Concernant son activité salariée, M. A... se prévaut de huit ans de présence en France et produit vingt bulletins de salaire comme ouvrier manœuvre ainsi qu’un contrat de travail à durée indéterminée comme ouvrier manœuvre à compter du 1er juin 2023, d’une promesse d’embauche et d’une déclaration d’autorisation de travail de son employeur. Toutefois, il ne produit aucun élément de preuve de nature à établir la durée de sa présence en France. En outre, M. A... ne justifie d’une activité salariée que depuis un an et demi à la date de la décision attaquée et ne produit en outre pas de demande d’autorisation de travail de la part de son employeur. Par suite, eu égard à son ancienneté en France, son expérience et ses qualifications professionnelles, le préfet de police n’a pas méconnu les dispositions de l’article L. 435-1 du code de l’entrée et du séjour des étrangers et du droit d’asile en considérant que M. A... ne justifiait pas d’un motif exceptionnel au titre de son activité professionnelle.
Il résulte de tout ce qui précède que M. A... n’est pas fondé à demander l’annulation de l’arrêté du 4 février 2025, par lequel le préfet de police a refusé de lui délivrer un titre de séjour, l’a obligé à quitter le territoire français dans un délai de trente jours et a fixé le pays de destination. Par suite, sa requête doit être rejetée.


D E C I D E :

Article 1er : La requête de M. A... est rejetée.

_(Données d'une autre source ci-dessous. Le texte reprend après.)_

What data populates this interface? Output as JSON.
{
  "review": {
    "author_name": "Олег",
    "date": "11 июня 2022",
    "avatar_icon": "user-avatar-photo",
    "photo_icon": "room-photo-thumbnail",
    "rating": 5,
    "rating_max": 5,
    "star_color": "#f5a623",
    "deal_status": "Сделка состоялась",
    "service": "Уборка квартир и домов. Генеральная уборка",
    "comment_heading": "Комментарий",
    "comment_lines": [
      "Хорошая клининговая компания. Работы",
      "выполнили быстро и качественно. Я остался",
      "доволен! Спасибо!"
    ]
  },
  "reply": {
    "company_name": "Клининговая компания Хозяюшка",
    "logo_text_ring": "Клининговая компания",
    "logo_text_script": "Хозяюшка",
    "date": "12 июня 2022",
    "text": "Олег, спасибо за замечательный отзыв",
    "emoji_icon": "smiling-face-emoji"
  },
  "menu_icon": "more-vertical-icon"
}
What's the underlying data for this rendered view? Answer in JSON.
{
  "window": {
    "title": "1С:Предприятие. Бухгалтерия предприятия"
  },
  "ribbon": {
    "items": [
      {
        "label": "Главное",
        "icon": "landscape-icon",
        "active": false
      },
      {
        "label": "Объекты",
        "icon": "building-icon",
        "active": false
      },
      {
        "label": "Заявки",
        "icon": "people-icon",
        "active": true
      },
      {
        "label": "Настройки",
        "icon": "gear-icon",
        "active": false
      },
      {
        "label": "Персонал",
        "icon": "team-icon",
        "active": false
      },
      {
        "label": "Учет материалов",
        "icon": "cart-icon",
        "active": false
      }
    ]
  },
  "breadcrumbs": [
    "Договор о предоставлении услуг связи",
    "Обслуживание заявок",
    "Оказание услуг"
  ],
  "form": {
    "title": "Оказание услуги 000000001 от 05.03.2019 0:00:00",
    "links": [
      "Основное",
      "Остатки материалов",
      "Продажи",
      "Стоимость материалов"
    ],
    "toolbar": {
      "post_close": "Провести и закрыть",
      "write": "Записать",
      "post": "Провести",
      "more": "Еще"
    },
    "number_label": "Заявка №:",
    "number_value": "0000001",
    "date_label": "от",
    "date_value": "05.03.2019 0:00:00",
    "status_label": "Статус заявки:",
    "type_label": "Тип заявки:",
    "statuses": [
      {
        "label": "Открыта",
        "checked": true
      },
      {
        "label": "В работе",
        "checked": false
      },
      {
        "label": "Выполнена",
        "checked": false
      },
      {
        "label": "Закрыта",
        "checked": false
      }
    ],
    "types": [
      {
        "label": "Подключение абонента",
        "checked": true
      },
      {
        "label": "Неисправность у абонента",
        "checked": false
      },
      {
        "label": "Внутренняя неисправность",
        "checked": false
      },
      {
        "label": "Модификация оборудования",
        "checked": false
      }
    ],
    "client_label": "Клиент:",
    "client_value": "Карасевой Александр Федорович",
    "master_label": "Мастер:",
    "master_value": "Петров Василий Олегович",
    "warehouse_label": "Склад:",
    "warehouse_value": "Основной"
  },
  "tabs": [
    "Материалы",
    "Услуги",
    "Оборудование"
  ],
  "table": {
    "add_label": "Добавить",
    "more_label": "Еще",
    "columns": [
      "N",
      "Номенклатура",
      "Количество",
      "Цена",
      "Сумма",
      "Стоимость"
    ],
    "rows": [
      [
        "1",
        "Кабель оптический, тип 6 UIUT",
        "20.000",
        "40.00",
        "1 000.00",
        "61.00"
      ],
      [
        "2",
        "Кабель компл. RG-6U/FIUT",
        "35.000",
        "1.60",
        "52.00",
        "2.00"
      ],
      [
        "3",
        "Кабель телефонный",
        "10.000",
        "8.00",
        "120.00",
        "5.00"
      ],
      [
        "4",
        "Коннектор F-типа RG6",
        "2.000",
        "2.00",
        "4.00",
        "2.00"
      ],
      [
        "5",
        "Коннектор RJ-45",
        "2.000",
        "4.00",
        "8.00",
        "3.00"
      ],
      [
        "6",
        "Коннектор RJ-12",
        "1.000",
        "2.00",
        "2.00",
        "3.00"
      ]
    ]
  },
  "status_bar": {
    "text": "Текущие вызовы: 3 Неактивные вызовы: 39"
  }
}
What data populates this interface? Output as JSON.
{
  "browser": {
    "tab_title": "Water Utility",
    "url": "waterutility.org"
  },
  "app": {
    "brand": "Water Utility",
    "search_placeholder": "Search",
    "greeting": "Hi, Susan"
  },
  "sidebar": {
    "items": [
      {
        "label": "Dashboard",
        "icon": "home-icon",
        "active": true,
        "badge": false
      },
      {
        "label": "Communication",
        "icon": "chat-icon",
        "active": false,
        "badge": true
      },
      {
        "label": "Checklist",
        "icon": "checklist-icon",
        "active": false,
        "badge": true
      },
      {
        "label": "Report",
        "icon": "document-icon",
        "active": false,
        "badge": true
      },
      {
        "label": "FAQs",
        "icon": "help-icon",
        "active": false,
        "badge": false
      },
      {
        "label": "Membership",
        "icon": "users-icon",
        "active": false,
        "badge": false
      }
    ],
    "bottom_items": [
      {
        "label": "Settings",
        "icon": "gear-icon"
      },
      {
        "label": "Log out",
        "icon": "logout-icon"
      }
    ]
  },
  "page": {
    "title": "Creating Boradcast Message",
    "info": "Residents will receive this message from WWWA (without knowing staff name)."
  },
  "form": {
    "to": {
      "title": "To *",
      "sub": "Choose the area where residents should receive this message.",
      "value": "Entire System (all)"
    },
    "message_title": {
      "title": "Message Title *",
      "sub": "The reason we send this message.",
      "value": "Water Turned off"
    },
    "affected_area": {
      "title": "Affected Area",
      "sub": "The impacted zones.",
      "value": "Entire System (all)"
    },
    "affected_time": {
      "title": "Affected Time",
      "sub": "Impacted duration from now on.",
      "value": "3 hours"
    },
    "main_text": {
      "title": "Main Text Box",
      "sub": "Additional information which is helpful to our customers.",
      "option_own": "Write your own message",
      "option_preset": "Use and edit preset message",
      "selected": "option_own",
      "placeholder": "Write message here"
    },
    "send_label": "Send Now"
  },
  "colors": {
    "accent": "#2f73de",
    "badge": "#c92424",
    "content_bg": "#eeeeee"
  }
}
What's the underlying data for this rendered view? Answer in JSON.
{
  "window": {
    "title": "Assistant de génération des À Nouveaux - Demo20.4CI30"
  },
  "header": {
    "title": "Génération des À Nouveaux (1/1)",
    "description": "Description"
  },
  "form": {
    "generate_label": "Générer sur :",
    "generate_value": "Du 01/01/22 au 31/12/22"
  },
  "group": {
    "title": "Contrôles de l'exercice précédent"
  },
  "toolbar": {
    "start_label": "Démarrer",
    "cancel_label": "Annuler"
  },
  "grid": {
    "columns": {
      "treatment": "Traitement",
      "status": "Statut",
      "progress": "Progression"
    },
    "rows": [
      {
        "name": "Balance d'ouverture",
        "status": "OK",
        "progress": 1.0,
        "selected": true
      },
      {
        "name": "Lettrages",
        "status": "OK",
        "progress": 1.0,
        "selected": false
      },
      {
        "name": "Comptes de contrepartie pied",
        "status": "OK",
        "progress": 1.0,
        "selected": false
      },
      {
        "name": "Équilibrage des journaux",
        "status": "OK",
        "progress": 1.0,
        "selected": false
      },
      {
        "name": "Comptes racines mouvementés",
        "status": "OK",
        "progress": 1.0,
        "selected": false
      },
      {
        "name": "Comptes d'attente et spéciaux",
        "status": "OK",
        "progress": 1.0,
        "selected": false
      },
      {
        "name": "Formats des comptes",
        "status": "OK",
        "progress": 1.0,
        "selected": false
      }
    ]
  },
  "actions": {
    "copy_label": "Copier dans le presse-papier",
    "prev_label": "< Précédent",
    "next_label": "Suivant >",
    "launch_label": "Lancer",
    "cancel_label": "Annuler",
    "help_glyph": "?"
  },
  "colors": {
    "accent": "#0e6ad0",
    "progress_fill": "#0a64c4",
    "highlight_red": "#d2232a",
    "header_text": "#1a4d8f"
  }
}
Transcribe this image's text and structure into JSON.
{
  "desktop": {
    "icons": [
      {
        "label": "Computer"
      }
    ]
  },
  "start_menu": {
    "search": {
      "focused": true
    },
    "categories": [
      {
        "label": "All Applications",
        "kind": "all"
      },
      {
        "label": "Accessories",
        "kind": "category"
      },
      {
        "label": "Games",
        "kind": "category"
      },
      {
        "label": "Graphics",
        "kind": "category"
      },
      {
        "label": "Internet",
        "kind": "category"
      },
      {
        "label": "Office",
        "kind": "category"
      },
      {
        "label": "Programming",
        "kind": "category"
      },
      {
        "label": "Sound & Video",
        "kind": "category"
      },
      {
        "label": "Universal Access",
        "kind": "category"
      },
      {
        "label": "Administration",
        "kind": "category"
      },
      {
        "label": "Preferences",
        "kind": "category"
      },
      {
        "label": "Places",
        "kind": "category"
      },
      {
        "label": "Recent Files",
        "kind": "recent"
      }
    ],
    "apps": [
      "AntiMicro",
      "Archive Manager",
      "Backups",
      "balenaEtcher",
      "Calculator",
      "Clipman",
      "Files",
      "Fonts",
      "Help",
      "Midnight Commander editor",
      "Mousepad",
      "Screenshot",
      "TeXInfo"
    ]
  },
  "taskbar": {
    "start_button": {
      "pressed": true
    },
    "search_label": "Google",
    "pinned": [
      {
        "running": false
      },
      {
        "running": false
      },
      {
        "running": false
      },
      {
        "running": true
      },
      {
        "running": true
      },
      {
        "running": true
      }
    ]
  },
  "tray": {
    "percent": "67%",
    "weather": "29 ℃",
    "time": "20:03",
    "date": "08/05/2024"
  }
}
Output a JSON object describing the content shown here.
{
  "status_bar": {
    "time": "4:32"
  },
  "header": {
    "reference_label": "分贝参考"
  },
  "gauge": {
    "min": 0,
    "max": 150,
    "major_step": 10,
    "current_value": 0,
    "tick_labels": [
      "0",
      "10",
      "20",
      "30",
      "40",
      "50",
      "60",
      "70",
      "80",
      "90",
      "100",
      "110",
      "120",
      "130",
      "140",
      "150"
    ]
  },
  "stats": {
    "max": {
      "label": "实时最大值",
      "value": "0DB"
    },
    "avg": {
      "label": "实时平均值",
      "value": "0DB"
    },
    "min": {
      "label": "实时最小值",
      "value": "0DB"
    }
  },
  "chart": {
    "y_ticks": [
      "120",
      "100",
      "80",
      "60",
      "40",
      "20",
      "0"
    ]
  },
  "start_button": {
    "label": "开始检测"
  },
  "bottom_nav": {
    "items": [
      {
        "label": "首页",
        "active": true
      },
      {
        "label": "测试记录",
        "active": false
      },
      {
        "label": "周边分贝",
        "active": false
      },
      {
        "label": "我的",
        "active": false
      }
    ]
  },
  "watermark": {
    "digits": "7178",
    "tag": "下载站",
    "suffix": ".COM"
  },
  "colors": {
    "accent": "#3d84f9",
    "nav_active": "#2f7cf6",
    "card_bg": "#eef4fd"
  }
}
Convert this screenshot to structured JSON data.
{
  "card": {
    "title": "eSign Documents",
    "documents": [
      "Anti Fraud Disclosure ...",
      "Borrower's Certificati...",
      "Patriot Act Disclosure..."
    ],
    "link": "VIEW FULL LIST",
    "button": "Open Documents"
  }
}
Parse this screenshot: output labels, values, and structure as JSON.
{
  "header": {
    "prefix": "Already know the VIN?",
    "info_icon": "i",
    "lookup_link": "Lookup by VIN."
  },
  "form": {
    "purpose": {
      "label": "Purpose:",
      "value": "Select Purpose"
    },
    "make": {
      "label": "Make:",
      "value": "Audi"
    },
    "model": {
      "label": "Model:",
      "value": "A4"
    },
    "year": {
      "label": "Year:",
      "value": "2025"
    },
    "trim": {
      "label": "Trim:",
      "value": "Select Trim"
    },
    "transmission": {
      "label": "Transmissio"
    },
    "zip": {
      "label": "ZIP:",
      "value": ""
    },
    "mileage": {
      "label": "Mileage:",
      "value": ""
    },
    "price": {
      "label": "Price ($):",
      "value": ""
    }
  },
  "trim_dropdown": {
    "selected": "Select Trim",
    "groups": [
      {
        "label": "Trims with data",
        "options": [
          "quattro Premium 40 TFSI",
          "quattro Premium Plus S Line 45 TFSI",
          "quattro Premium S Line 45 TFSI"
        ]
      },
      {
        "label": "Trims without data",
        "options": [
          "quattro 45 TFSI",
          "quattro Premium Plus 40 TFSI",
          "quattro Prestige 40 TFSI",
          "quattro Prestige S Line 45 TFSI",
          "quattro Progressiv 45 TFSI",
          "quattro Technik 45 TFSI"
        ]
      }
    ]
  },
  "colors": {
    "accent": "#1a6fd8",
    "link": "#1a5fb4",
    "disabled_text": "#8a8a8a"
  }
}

Article 2 : Le présent jugement sera notifié à M. B... A... et au préfet de police.

Délibéré après l'audience du 14 octobre 2025, à laquelle siégeaient :

M. Patrick Ouardes, président,
Mme Chloé Hombourger, première conseillère,
M. Vadim Melka, conseiller.

Rendu public par mise à disposition au greffe le 4 novembre 2025.

La rapporteure,
Signé
C. C...

Le président,
Signé
P. Ouardes

La greffière,


Signé


L. Thomas



La République mande et ordonne au préfet de police en ce qui le concerne ou à tous commissaires de justice à ce requis en ce qui concerne les voies de droit commun contre les parties privées, de pourvoir à l’exécution de la présente décision.